In a place surrounded by natural beauty

The beauty of the natural world is on full display at every turn in the Apollo Bay area.

These photos were all taken over the last few weeks within a few kms of my home. The photos of the moonset and the koala in the tree were taken from my back deck. The easterly winds stirring up the ocean, the low stratus nestled against the the coastal hills, the roos in the hinterland – these are all frequent sights around here. But to my eye, these ordinary events often bring extraordinary sights and experiences to all who, with that hope in mind, look.

Above the clouds at Apollo Bay

Low cloud over Apollo Bay townshi
Light moist winds from the east or south east can form layers of low stratus which can also be associated with sea fog. The top of these cloud layers is sometimes well below 1000 feet above sea level. On such days a walk up to Marriners Lookout just north of the township of Apollo Bay can be rewarded with the spectacle of a uniform vast layer of white stratus at a level just below the height of the lookout (750′ AMSL). In this photo (taken in the afternoon) the warming up of the land had started to break up the cloud.
Layer of stratus over the sea nestled up against Otway Ranges coast and foothills
The stratus was quite thick to the east of Marriners Lookout. The headland in the distance on the right is Cape Patton.
Sea fog on the coast
Close up of detail from the previous photo.
Complete cover of low stratus over the sea, with Cape Patton visible
View to the ESE from Marriners Lookout, with the coast below the cloud experiencing total cloud cover.

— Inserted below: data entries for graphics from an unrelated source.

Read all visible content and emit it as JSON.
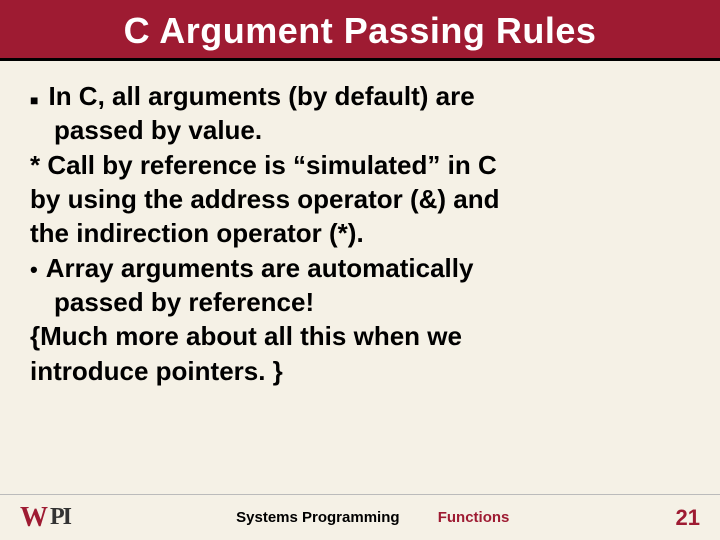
{
  "title": "C Argument Passing Rules",
  "body": {
    "line1": "In C, all arguments (by default) are",
    "line2": "passed by value.",
    "line3": "* Call by reference is “simulated” in C",
    "line4": "by using the address operator (&) and",
    "line5": "the indirection operator (*).",
    "line6": "Array arguments are automatically",
    "line7": "passed by reference!",
    "line8": "{Much more about all this when we",
    "line9": "introduce pointers. }"
  },
  "footer": {
    "logo_w": "W",
    "logo_pi": "PI",
    "center_left": "Systems Programming",
    "center_right": "Functions",
    "page": "21"
  },
  "colors": {
    "header_bg": "#9e1b32",
    "page_bg": "#f5f1e6",
    "accent": "#9e1b32"
  }
}
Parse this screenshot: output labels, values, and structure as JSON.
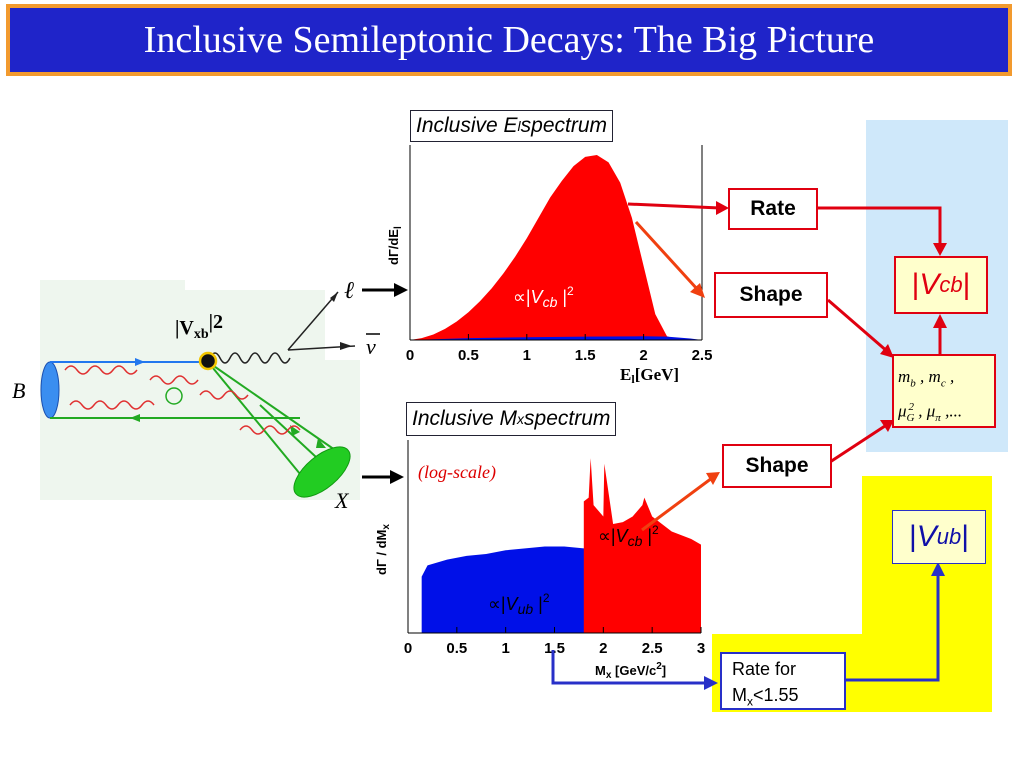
{
  "title": "Inclusive Semileptonic Decays: The Big Picture",
  "feynman": {
    "vxb_label": "|V",
    "vxb_sub": "xb",
    "vxb_sup": "|2",
    "b_label": "B",
    "x_label": "X",
    "lepton_label": "ℓ",
    "nu_label": "ν"
  },
  "el_panel": {
    "title_main": "Inclusive E",
    "title_sub": "l",
    "title_end": " spectrum",
    "ylabel": "dΓ/dE",
    "ylabel_sub": "l",
    "xlabel": "E",
    "xlabel_sub": "l",
    "xlabel_unit": "[GeV]",
    "annotation_prop": "∝|",
    "annotation_v": "V",
    "annotation_sub": "cb",
    "annotation_end": " |",
    "annotation_sup": "2"
  },
  "mx_panel": {
    "title_main": "Inclusive M",
    "title_sub": "x",
    "title_end": " spectrum",
    "note": "(log-scale)",
    "ylabel": "dΓ / dM",
    "ylabel_sub": "x",
    "xlabel": "M",
    "xlabel_sub": "x",
    "xlabel_unit": " [GeV/c",
    "xlabel_sup": "2",
    "xlabel_close": "]",
    "vcb_prop": "∝|",
    "vcb_v": "V",
    "vcb_sub": "cb",
    "vcb_end": " |",
    "vcb_sup": "2",
    "vub_prop": "∝|",
    "vub_v": "V",
    "vub_sub": "ub",
    "vub_end": " |",
    "vub_sup": "2"
  },
  "boxes": {
    "rate": "Rate",
    "shape_top": "Shape",
    "shape_bottom": "Shape",
    "vcb_bar": "|",
    "vcb_v": "V",
    "vcb_sub": "cb",
    "vcb_end": " |",
    "vub_bar": "|",
    "vub_v": "V",
    "vub_sub": "ub",
    "vub_end": " |",
    "params_line1": "m",
    "params_b": "b",
    "params_comma": " , m",
    "params_c": "c",
    "params_end": " ,",
    "params_mu": "μ",
    "params_G": "G",
    "params_two": "2",
    "params_mid": " , μ",
    "params_pi": "π",
    "params_tail": " ,...",
    "rate_for_line1": "Rate for",
    "rate_for_m": "M",
    "rate_for_sub": "x",
    "rate_for_tail": "<1.55"
  },
  "colors": {
    "title_bg": "#1f24c9",
    "title_border": "#f29a2e",
    "red": "#ff0000",
    "blue": "#0010e8",
    "light_blue": "#cfe8fa",
    "yellow": "#ffff00",
    "param_bg": "#ffffcc"
  },
  "chart_data": [
    {
      "type": "area",
      "xlabel": "E_l [GeV]",
      "ylabel": "dΓ/dE_l",
      "xlim": [
        0,
        2.5
      ],
      "x_ticks": [
        "0",
        "0.5",
        "1",
        "1.5",
        "2",
        "2.5"
      ],
      "series": [
        {
          "name": "b→c",
          "x": [
            0,
            0.1,
            0.2,
            0.3,
            0.4,
            0.5,
            0.6,
            0.7,
            0.8,
            0.9,
            1.0,
            1.1,
            1.2,
            1.3,
            1.4,
            1.5,
            1.6,
            1.7,
            1.8,
            1.9,
            2.0,
            2.1,
            2.2,
            2.3,
            2.4,
            2.5
          ],
          "y": [
            0.0,
            0.01,
            0.03,
            0.06,
            0.1,
            0.15,
            0.21,
            0.28,
            0.36,
            0.45,
            0.55,
            0.66,
            0.77,
            0.86,
            0.94,
            0.99,
            1.0,
            0.96,
            0.85,
            0.66,
            0.4,
            0.14,
            0.02,
            0.0,
            0.0,
            0.0
          ]
        },
        {
          "name": "b→u",
          "x": [
            0,
            0.5,
            1.0,
            1.5,
            2.0,
            2.2,
            2.4,
            2.5
          ],
          "y": [
            0.0,
            0.01,
            0.015,
            0.018,
            0.02,
            0.018,
            0.008,
            0.0
          ]
        }
      ]
    },
    {
      "type": "area",
      "log_scale": true,
      "xlabel": "M_x [GeV/c^2]",
      "ylabel": "dΓ / dM_x",
      "xlim": [
        0,
        3
      ],
      "x_ticks": [
        "0",
        "0.5",
        "1",
        "1.5",
        "2",
        "2.5",
        "3"
      ],
      "series": [
        {
          "name": "b→u",
          "x": [
            0.14,
            0.2,
            0.4,
            0.6,
            0.8,
            1.0,
            1.2,
            1.4,
            1.6,
            1.8,
            2.0,
            2.2,
            2.4,
            2.6,
            2.8,
            3.0
          ],
          "y": [
            0.3,
            0.36,
            0.39,
            0.41,
            0.42,
            0.44,
            0.45,
            0.46,
            0.46,
            0.45,
            0.44,
            0.42,
            0.41,
            0.4,
            0.38,
            0.36
          ]
        },
        {
          "name": "b→c",
          "x": [
            1.8,
            1.85,
            1.87,
            1.9,
            2.0,
            2.01,
            2.1,
            2.2,
            2.3,
            2.4,
            2.42,
            2.5,
            2.6,
            2.7,
            2.8,
            2.9,
            3.0
          ],
          "y": [
            0.7,
            0.72,
            0.93,
            0.68,
            0.62,
            0.9,
            0.58,
            0.59,
            0.62,
            0.68,
            0.72,
            0.62,
            0.58,
            0.54,
            0.52,
            0.5,
            0.47
          ]
        }
      ]
    }
  ]
}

Easterly winds at Apollo Bay

Strong blow and heavy rain

Wild storm waves at sea
Strong easterlies can produce wild seas in the area. The poor visibility in this image was due to heavy rain around Apollo Bay at the time.
Wild waves in shorebreak in easterly at Apollo Bay
The view of the beach at the end of my street, taken from the road in front of my house. Definitely a harbour day for the daily swim.
Water fall near Apollo Bay
Near Apollo Bay. Some call it the Falls, others refer to it as Urquharts falls. This waterfall can be quite dry in summer, but after good rain it flows as shown.

Easterly gale

Storm waves in gale breaking at Apollo Bay
This image and the three below show wind waves breaking over Little Henty Reef in gale force winds. Note the notched appearance of the horizon line – always a sure sign of big seas well offshore.
Storm waves in gale breaking at Apollo Bay
Storm waves in gale breaking at Apollo Bay
Storm waves in gale breaking at Apollo Bay

Setting moon rolling down a ridge in the early morning at Apollo Bay

Moonset in Apollo Bay
I understand this was technically a 68% full waning gibbous moon. Another point of view is that it was rolling down this ridge line as it approached the horizon to finally set after another nightshift.
Moonset in Apollo Bay
May wild birds photobomb your photos too.
Moonset in Apollo Bay

Eastern grey kangaroos, a couple of koalas and a beautiful but venomous snake

Head portrait of buck and doe eastern grey kangaroos
Portrait shot of a buck (rear) and a doe in the wild. I came across them unexpectedly in the hills behind Apollo Bay, probably less than 2kms as the crow flies from my house.
A timeless portrait pose.
Portrait of buck and doe eastern grey kangaroos
The doe tired of posing first. The buck with a subtle but detectable weight lifter’s pose was hungry for more.
Healthy adult male eastern grey kangaroo near Apollo Bay
The buck appearing to think I might not have quite captured his full magnificence, struck a few more poses before ambling off. What a build!
Koala near Apollo Bay
Driving along a dirt road in the hills a couple of kms from my house not long after sunrise I came across this commuter getting another day under way.
In the gum trees lining the small creek beside our house, the loves and lives of koalas are regularly played out – day and night. This large buck had been unsuccessful in pursuing a lighter and more nimble female in the high and thin branches of this tree. I’m not sure whether he was seeking intelligent conversation or spiritual solace, but he certainly seemed keen. So having failed in his overtures he retired to this fork in the tree and grunted his dissatisfaction for a while. When he spotted me with the camera, he stopped growling and gave me the look in the photo on the left. He then became otherwise occupied and closed his eyes. Probably meditating.
Lowland copperhead snake. Venomous snake. Near Apollo Bay
Lowland copperhead. Note the distinctive colour markings. The vivid orange and red strip down its side for the entire length of the body is particularly eye-catching. It showed no sign of aggression, but equally, it showed no inclination to move away from me. So we both moved on in peace. What a beautiful and perfect creature. I encountered this snake on a quiet winding dirt road about 2kms into the hills behind Apollo Bay.